How to Run a Weekly Exception Review That Actually Improves AI Workflows
A lightweight review ritual for turning repeated AI misses into better prompts, rules, and team habits.
Review a small sample every week instead of auditing everything.
Sort mistakes by pattern, not by who made them.
Promote repeated fixes into updated prompts or SOP rules.
Start with the smallest useful sample
A weekly exception review does not need every output from every workflow. Pull a short sample of the tickets, drafts, or classifications that needed meaningful human intervention. That sample is enough to reveal which failure patterns deserve attention without creating a second job just to review the first one.
Group by failure pattern
Do not organize the review around which teammate fixed the issue. Group by the type of failure instead: wrong routing, missing context, weak tone, stale information, or escalation misses. This turns the conversation away from blame and toward system improvement.
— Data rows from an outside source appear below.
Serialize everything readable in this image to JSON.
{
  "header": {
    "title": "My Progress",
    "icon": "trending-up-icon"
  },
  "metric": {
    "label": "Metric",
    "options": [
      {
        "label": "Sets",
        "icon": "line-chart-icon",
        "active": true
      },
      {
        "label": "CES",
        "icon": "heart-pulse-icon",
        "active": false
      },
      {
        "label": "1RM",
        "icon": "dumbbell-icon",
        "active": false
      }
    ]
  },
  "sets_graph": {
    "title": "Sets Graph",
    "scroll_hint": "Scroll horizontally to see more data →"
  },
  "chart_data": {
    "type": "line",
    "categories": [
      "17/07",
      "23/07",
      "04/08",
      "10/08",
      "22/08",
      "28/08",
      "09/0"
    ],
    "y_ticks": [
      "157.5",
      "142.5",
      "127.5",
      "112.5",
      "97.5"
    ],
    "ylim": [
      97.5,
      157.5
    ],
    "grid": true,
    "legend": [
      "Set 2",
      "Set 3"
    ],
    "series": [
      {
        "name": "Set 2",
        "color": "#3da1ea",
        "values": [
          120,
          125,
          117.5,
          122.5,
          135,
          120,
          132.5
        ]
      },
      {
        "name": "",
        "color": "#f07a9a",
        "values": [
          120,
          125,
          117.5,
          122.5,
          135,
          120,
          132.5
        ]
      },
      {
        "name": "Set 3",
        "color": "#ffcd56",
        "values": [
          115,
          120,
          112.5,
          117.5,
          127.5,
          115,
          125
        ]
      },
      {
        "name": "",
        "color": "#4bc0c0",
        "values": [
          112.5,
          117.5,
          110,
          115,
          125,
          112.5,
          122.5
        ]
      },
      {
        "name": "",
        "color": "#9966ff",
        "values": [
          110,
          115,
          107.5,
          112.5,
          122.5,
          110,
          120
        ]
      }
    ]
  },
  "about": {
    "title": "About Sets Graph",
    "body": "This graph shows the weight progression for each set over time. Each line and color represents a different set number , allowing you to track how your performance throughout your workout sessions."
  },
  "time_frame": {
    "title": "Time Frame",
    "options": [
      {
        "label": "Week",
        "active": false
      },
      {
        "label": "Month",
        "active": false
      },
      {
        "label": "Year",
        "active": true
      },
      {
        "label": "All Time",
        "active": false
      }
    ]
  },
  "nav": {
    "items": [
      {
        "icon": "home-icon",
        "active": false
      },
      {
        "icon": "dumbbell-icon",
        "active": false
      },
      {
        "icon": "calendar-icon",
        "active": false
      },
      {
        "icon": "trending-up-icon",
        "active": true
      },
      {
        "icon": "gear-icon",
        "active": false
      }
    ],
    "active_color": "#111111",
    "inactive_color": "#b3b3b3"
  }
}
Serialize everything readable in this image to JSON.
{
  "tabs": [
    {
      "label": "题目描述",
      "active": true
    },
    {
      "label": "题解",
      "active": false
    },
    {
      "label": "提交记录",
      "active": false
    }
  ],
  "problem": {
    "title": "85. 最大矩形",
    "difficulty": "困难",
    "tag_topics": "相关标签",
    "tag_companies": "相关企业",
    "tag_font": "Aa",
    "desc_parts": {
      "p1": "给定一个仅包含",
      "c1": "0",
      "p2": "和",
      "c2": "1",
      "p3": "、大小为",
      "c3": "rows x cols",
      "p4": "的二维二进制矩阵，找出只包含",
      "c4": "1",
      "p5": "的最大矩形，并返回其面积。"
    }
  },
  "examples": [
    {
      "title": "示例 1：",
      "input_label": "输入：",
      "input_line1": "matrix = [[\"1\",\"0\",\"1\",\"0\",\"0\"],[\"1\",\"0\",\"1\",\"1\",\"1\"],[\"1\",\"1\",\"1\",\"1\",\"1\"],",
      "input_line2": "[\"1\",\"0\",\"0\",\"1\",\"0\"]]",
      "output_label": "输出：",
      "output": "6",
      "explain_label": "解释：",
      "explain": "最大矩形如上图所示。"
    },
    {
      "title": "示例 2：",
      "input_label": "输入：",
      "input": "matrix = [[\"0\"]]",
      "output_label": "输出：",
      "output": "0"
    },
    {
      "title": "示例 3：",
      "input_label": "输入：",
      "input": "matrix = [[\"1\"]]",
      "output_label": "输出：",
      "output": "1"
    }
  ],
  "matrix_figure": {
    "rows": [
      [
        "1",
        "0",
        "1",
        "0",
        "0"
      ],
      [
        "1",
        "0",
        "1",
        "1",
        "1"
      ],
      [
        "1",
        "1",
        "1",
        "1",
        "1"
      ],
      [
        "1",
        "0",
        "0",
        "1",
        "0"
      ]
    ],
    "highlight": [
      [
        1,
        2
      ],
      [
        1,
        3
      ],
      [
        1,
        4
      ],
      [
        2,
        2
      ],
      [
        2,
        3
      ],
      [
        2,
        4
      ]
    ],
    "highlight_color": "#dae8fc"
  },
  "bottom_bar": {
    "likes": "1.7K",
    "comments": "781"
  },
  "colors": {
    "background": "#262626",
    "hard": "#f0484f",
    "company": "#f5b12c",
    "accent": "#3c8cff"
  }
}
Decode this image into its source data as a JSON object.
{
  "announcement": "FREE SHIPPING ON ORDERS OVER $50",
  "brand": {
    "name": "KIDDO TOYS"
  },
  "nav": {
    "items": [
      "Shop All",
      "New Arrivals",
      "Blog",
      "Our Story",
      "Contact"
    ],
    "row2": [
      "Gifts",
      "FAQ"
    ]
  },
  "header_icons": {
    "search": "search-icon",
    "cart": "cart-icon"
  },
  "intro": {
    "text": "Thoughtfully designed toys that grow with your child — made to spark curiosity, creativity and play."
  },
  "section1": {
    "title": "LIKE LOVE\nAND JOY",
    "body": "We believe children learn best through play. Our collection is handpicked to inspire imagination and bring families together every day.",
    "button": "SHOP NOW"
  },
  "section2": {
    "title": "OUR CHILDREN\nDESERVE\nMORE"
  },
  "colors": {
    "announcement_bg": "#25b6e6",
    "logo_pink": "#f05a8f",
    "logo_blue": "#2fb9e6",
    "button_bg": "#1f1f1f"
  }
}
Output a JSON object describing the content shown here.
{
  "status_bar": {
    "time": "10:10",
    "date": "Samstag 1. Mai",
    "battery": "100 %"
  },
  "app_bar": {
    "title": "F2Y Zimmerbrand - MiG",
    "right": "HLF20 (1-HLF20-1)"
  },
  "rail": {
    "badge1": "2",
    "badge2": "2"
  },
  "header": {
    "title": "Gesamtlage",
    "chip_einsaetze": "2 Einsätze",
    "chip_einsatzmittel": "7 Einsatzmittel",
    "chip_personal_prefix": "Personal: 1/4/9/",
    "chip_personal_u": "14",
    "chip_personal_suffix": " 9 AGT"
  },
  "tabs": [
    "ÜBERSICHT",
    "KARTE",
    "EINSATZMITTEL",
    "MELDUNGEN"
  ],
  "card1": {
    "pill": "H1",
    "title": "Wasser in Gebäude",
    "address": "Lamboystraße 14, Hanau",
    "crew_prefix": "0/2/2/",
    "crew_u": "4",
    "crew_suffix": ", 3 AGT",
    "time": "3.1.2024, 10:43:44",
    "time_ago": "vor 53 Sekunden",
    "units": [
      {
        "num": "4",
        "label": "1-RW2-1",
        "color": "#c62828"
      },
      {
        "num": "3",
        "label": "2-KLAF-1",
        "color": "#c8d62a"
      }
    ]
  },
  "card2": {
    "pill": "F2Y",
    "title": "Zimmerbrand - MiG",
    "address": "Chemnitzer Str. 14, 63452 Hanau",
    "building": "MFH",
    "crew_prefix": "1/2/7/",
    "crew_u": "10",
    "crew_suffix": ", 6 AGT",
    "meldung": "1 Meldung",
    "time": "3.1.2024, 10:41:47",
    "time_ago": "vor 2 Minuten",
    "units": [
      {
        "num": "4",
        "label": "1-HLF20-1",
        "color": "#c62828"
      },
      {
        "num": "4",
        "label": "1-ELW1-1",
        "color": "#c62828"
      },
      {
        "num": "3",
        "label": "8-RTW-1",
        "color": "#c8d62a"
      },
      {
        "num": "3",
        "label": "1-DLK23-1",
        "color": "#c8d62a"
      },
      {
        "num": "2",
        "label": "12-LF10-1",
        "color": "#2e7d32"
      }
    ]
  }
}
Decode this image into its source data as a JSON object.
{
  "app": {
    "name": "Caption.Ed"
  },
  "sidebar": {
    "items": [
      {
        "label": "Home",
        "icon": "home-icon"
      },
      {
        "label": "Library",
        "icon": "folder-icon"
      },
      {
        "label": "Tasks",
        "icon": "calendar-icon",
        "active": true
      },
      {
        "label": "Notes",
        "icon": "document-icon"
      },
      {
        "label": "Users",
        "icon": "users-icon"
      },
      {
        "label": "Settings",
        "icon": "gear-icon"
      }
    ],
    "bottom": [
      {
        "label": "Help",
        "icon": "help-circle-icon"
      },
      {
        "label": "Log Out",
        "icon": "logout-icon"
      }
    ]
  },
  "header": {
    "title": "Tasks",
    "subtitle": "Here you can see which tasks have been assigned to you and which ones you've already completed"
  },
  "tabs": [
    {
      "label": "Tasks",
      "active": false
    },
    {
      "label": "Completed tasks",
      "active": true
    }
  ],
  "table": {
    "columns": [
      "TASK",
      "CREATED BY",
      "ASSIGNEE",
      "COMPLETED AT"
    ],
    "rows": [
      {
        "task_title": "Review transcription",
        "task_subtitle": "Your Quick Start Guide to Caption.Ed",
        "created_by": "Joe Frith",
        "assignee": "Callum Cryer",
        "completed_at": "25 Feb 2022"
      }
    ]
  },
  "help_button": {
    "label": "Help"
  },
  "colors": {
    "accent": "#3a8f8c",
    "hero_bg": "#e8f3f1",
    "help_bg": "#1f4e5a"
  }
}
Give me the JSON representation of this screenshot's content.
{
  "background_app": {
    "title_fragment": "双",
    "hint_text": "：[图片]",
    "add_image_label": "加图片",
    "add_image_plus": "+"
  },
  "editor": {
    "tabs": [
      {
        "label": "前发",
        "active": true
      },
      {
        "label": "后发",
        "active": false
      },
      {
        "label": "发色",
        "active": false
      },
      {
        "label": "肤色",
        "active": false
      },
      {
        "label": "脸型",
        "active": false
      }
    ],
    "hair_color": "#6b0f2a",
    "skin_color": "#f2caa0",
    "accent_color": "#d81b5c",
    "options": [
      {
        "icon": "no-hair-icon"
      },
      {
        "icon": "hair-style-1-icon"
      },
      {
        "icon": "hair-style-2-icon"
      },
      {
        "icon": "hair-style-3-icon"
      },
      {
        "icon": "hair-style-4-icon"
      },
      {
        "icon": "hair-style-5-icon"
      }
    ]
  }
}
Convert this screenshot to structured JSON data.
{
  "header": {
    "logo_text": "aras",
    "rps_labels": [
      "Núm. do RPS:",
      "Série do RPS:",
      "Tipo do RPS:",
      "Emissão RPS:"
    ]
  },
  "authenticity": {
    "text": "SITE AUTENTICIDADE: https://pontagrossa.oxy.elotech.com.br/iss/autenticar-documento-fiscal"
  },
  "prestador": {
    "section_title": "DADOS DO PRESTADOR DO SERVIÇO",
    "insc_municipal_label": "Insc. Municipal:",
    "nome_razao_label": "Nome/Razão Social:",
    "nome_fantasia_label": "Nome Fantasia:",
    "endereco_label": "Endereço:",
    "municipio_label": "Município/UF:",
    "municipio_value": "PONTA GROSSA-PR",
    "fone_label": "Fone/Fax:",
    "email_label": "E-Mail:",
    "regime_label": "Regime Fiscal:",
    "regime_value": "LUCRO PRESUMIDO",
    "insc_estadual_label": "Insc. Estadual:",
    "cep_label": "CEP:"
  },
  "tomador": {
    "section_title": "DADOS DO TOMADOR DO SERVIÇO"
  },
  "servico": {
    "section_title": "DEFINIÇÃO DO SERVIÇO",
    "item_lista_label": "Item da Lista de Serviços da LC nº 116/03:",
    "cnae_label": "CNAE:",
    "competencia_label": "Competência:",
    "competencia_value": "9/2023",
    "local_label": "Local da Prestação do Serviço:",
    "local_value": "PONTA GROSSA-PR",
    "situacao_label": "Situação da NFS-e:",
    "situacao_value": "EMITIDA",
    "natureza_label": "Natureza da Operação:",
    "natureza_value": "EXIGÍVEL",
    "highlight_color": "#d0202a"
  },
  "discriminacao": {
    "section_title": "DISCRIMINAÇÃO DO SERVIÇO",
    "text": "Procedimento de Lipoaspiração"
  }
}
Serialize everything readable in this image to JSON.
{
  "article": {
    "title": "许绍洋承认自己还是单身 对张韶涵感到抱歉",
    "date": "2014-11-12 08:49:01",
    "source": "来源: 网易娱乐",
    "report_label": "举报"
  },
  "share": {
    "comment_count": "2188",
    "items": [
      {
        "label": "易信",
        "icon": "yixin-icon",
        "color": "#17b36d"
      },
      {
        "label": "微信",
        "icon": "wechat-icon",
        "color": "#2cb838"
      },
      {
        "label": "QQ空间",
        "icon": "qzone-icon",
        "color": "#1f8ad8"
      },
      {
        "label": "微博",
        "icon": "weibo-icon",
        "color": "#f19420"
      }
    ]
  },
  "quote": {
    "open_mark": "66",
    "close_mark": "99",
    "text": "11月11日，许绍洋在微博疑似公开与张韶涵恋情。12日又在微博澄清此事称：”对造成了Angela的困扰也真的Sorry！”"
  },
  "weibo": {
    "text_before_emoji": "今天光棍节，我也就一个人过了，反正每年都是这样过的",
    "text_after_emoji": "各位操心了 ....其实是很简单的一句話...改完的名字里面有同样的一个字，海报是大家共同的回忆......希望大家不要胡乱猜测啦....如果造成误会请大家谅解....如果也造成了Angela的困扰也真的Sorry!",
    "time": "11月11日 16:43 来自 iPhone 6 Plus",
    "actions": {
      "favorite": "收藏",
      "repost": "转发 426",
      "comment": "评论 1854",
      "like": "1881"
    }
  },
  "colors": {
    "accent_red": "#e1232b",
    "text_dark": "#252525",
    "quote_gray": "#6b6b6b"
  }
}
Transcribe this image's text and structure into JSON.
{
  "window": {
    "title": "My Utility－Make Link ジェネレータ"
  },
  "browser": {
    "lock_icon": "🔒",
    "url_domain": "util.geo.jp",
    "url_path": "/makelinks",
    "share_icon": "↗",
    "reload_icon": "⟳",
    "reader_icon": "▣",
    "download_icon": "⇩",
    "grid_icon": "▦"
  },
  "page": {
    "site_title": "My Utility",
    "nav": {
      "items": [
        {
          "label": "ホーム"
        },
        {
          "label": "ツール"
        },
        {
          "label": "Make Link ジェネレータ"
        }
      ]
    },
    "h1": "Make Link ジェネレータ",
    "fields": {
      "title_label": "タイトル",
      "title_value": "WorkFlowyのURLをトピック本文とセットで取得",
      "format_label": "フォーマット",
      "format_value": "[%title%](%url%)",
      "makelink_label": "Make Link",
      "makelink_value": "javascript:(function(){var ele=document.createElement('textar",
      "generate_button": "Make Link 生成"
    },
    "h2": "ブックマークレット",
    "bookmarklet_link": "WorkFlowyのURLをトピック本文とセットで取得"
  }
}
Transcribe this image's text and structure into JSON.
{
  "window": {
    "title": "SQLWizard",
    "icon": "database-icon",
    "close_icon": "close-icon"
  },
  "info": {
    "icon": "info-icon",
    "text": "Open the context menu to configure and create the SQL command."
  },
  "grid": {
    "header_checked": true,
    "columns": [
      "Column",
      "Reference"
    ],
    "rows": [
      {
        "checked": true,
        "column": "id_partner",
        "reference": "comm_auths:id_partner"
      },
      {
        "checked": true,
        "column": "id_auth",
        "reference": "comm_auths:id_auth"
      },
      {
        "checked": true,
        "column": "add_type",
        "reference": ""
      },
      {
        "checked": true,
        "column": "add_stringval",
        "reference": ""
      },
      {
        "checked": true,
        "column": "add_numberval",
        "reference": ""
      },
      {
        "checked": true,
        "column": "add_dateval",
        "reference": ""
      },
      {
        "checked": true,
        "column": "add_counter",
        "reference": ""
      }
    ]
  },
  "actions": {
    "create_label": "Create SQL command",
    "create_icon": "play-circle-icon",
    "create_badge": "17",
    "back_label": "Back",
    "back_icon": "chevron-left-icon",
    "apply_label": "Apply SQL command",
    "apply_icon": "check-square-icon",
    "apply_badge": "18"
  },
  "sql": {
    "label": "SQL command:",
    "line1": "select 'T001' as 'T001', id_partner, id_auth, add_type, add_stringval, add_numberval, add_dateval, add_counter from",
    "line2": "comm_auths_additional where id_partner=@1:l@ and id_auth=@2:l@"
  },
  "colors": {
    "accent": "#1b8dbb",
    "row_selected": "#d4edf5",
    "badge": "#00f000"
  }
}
Ask what rule would have prevented the miss
For each repeated exception, write the smallest rule that would have prevented it. Sometimes that means adding a line to the prompt. Sometimes it means changing the input format, adding a stop condition, or updating the SOP so the AI step no longer handles that case.
Promote fixes into the workflow immediately
The review only matters if the fix enters the system. Update the triage criteria, handoff log template, macro library, or review checklist before the next week begins. Small documented improvements compound faster than one big retrospective that never turns into a rule.
Track whether the same miss comes back
In the following review, check whether the same failure pattern returned. If it did, the fix was too vague or the workflow is still taking on work it should not own. This feedback loop is how a lightweight AI system becomes trustworthy over time.